In May 2010, there were 111 PCSOs on the borough’s streets.
As of December 2015, there are 42, a decrease of 62pc.
PCSOs are civilian members of police staff who have different powers to police officers, but are full-time members of staff.
They work on the frontline to tackle anti-social behaviour and quality of life issues, enabling police officers to devote their time to more complicated offences.
In March 2015, more than a third of respondents in Redbridge said they were “worried” or “very worried” about crime in the area in the Met Police Public Attitude survey.

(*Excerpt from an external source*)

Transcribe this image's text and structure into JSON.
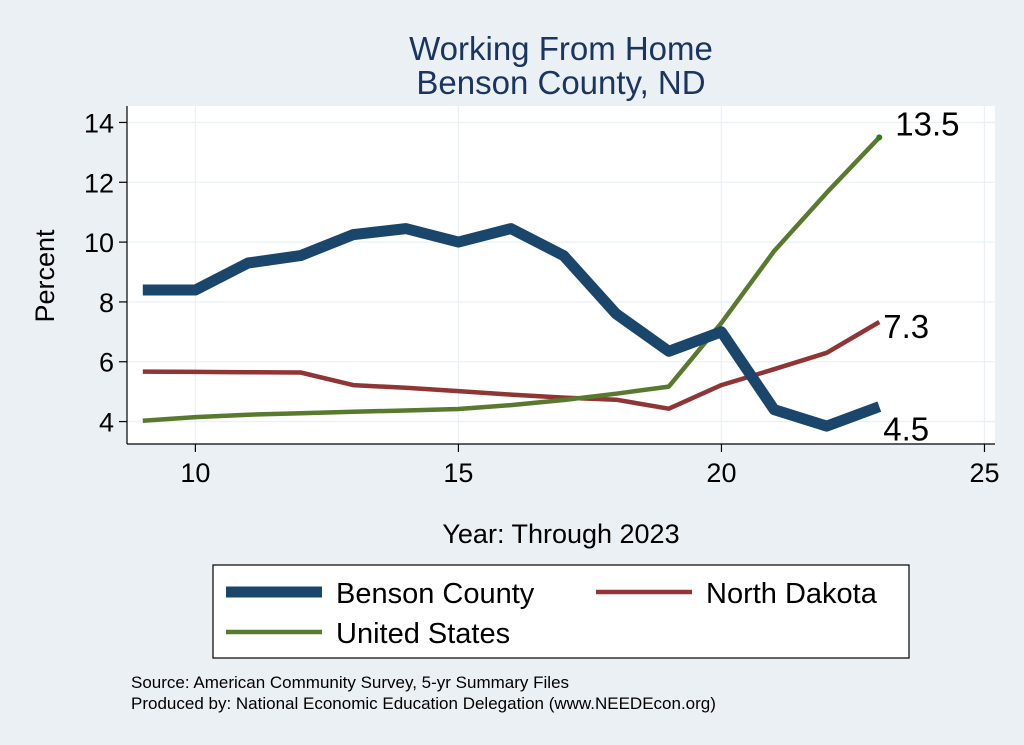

The number of people volunteering as special police constables in the borough has also decreased greatly in the last two years.
Special constables are part-time volunteers who work alongside regular police officers and have similar police powers.

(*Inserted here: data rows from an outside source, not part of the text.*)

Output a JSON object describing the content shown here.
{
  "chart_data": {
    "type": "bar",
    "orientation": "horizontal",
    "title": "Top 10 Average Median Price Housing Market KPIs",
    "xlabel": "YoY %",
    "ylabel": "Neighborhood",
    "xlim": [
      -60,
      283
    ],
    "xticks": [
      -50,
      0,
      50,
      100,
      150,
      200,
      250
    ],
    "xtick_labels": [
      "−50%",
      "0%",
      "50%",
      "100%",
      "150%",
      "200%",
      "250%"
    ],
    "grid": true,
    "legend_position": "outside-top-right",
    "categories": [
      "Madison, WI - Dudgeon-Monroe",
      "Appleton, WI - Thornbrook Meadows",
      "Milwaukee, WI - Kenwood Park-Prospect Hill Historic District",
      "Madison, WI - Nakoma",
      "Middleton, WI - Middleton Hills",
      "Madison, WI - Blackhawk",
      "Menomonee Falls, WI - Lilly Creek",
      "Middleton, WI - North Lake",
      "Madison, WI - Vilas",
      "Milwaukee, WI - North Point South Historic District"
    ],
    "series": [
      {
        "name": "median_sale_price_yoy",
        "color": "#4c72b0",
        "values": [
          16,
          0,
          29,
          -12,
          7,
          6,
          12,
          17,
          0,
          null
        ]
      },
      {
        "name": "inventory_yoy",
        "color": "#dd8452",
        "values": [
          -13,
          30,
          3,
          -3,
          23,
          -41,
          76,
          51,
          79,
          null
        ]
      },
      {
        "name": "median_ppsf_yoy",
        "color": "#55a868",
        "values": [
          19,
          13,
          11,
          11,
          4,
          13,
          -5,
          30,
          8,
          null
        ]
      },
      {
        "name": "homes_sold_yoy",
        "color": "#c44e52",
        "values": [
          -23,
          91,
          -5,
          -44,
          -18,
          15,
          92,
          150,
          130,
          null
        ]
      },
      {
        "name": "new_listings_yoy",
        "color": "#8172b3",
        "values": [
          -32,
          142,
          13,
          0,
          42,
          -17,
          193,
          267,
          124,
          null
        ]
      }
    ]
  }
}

New statistics reveal that there were 62 fewer specials patrolling the borough’s streets in December, compared to two years earlier.
The Met said 30pc of constables had left to become full-time police officers but that the force was carrying out a review to understand why the number has fallen so greatly.

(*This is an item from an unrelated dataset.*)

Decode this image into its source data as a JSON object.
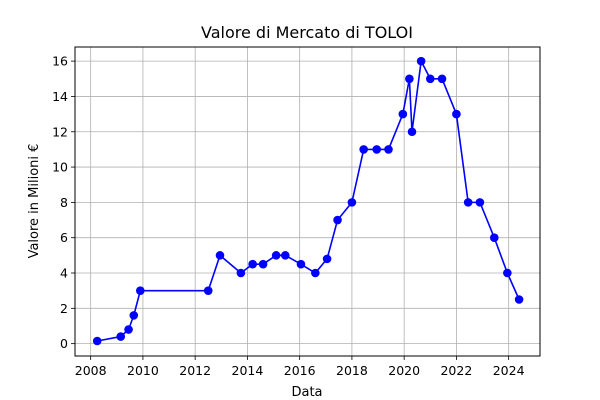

Nationally, the number of specials has decreased by 43pc from 5,752 in May 2012 to 3,523 in December 2015.
Cmdr Lucy D’Orsi, from Territorial Policing, MPS, said the volunteering sector is more competitive than it has ever been.
She said: “We are considering how to make the recruitment, training and role of MSC officers more flexible and attractive in order to increase recruitment and retention.
“We have already reduced the recruitment time frame.”